Les cancers de la peau sont d’origine multifactorielle. Mais l’exposition aux rayons ultraviolets – qu’ils soient d’origine naturelle (le soleil) ou artificielle (les cabines de bronzage) – est sans conteste le plus grand facteur de risque. On estime même qu’entre 65 et 95% des mélanomes cutanés lui sont attribuables. En pratique, les UV sont capables de pénétrer jusque dans le noyau des cellules, où se trouve l’ADN, et de l’endommager. En temps normal, le corps dispose de mécanismes de réparation lui permettant de remédier aux dommages subis. Mais cette capacité naturelle de réparation n’est pas infaillible : en cas d’expositions répétées, la peau ne parvient plus à se défendre contre les dégâts causés. C’est là que des mutations peuvent survenir, entraînant un cancer.
«Certes, le soleil fait du bien, il participe à la fabrication de vitamine D et joue un rôle positif sur notre moral. Mais il ne faut pas chercher à bronzer à tout prix, même s’il s’agit d’un code fortement plébiscité dans la société. Quand on commence à rougir, ce n’est pas bon », rappelle le Pr Pham-Ledard. Face au soleil, la meilleure protection reste vestimentaire, associée à de la crème solaire (écran 50 pour les peaux claires). «Certaines personnes ne mettent de la crème que leurs grains de beauté quand elles sont à la plage, mais cela ne sert à rien », met en garde la dermatologue.
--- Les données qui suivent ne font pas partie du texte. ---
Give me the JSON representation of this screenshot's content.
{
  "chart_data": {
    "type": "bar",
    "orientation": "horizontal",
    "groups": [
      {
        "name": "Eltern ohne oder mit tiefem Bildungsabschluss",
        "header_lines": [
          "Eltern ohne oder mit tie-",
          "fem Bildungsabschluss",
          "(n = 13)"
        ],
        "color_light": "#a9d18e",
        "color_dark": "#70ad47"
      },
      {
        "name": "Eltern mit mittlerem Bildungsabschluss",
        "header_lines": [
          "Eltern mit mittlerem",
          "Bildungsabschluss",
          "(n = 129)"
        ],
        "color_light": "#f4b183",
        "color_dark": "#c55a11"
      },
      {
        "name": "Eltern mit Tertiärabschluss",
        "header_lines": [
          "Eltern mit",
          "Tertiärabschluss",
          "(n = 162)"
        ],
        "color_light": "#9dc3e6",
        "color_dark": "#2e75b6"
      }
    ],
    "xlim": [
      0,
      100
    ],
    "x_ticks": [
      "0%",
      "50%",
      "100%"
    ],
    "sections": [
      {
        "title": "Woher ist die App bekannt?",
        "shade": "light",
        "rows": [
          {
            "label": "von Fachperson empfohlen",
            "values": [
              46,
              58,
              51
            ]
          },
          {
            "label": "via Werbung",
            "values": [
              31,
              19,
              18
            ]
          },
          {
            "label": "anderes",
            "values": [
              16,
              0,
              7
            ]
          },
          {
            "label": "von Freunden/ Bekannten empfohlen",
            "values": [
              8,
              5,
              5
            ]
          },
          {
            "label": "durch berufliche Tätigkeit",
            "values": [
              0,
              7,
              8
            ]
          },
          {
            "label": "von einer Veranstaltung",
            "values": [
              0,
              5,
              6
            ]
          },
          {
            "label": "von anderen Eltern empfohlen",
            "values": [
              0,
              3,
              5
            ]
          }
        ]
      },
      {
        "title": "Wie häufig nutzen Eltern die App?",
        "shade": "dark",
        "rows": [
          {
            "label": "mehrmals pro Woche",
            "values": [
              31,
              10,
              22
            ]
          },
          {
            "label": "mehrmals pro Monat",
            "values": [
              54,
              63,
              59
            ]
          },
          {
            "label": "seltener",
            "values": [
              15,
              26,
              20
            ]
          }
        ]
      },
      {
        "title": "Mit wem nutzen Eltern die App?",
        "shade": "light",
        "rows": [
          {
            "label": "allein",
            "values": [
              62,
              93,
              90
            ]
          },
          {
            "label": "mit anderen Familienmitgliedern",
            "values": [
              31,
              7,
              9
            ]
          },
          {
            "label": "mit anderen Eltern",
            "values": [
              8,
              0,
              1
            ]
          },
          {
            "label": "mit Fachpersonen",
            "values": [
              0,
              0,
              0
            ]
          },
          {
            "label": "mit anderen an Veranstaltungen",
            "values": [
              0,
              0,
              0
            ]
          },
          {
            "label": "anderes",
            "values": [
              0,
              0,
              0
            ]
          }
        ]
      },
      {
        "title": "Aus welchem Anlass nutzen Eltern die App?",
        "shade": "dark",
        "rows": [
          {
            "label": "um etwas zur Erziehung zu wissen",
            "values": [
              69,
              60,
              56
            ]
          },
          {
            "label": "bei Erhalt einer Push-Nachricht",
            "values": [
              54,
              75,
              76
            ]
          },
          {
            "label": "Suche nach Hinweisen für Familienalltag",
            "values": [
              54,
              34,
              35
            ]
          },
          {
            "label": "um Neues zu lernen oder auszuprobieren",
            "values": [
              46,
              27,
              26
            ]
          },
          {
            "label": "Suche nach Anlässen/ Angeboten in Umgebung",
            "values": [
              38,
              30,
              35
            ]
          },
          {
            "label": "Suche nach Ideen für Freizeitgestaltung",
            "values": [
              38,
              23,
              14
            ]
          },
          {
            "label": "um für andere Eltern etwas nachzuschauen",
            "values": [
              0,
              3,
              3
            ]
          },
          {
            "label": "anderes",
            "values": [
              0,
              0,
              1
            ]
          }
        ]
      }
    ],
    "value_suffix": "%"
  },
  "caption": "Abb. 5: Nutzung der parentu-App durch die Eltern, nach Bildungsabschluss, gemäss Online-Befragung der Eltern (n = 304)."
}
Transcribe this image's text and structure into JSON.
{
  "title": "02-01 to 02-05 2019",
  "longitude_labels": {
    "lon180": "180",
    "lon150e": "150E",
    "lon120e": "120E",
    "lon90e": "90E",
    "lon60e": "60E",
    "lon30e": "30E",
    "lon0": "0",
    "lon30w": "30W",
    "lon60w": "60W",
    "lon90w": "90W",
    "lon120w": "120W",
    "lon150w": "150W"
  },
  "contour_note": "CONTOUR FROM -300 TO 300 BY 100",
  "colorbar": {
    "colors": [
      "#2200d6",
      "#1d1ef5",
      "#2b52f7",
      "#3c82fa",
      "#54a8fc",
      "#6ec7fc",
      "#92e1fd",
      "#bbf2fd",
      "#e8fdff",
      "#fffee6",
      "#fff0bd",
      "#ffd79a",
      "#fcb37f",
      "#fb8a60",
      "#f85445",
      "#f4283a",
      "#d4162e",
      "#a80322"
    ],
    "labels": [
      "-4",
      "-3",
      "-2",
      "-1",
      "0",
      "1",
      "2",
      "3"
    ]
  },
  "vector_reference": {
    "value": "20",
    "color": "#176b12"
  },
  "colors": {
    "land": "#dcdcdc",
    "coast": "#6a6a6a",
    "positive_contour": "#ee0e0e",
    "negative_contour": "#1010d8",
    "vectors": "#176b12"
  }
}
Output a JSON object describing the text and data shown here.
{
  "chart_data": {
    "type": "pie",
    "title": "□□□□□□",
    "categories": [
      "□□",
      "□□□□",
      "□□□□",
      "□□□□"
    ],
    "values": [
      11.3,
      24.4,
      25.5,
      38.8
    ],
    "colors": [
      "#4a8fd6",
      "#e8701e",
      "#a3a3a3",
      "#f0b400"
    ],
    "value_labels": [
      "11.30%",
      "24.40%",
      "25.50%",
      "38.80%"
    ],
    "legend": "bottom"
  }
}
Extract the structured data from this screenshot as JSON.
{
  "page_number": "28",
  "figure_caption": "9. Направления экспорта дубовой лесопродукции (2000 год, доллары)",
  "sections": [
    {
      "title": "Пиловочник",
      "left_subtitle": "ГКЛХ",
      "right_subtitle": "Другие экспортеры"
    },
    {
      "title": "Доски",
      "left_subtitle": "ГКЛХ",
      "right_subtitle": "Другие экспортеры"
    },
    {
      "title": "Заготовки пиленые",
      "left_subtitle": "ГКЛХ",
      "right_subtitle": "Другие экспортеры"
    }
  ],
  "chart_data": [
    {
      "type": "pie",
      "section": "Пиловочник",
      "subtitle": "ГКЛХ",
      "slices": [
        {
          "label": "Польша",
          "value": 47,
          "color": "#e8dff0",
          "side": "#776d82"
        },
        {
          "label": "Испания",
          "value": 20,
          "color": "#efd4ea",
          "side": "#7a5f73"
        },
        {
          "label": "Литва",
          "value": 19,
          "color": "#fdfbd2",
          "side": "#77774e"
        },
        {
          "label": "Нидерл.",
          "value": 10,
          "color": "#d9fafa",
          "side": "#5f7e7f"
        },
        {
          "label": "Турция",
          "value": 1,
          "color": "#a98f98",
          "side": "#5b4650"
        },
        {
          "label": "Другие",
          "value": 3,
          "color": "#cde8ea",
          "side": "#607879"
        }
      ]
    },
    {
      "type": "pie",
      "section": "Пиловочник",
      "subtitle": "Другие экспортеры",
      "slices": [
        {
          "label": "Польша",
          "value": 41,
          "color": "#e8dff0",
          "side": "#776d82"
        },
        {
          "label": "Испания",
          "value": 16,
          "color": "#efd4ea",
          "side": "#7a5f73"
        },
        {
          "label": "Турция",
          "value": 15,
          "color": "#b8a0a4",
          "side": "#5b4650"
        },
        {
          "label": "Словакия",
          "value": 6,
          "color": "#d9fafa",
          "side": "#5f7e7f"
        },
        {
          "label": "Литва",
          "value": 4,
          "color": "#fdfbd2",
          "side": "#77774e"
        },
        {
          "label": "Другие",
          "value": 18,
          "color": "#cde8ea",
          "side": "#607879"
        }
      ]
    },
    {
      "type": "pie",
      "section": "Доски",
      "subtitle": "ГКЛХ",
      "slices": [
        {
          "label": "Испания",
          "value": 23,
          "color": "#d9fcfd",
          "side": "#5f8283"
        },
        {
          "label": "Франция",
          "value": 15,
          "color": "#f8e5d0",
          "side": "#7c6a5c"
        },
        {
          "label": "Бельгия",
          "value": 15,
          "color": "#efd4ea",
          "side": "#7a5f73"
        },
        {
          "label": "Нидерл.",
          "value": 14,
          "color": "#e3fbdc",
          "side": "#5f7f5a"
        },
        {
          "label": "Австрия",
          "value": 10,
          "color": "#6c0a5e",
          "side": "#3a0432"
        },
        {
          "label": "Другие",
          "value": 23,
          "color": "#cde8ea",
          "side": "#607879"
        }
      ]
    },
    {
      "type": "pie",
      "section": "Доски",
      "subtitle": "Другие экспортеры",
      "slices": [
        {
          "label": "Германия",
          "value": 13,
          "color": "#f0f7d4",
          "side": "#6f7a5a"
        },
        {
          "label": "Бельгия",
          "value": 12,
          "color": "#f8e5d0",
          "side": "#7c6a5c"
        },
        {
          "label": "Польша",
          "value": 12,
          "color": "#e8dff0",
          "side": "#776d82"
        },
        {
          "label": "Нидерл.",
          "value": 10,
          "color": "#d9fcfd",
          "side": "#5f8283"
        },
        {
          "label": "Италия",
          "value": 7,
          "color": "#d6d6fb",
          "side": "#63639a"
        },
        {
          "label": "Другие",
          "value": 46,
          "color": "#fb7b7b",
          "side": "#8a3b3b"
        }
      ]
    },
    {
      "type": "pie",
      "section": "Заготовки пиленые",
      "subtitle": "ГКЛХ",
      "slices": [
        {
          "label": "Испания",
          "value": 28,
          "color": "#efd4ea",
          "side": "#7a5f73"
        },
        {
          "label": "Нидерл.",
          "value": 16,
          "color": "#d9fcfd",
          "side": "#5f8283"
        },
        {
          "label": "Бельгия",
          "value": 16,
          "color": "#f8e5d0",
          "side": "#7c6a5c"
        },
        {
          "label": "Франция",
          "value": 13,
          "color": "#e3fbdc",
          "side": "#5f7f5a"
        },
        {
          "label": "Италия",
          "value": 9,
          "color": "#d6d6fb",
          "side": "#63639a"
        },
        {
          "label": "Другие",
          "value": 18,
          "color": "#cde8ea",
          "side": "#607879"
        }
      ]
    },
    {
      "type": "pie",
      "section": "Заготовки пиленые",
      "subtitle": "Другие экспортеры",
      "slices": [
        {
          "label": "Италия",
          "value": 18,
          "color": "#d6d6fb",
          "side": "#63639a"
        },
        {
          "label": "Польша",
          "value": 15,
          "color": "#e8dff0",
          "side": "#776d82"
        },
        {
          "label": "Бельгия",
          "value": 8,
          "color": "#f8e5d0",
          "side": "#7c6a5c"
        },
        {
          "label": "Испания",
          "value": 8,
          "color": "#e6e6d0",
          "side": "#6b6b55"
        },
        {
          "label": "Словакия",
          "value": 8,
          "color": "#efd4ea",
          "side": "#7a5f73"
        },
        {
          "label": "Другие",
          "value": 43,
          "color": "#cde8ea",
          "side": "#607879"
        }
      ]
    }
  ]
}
« Avec le mélanome, toute la peau est en danger, pas seulement les grains de beauté. »
Pr Anne Pham-Ledard, dermatologue et oncologue au CHU de Bordeaux.
Les personnes chauves sont particulièrement concernées. «Nous passons notre temps à enlever des carcinomes sur le crâne de messieurs âgés. Il faut absolument se couvrir la tête pour se protéger du soleil quand on n’a plus de cheveux ! », insiste le Pr Robert. Ultime conseil de la dermatologue : «Faisons pour une fois des ”selfies utiles” et photographions notre peau une ou deux fois par an. Si chacun avait une série de photos correctes de son corps à montrer au dermatologue quand ce dernier lui demande si telle ou telle lésion a évolué, cela serait très utile.»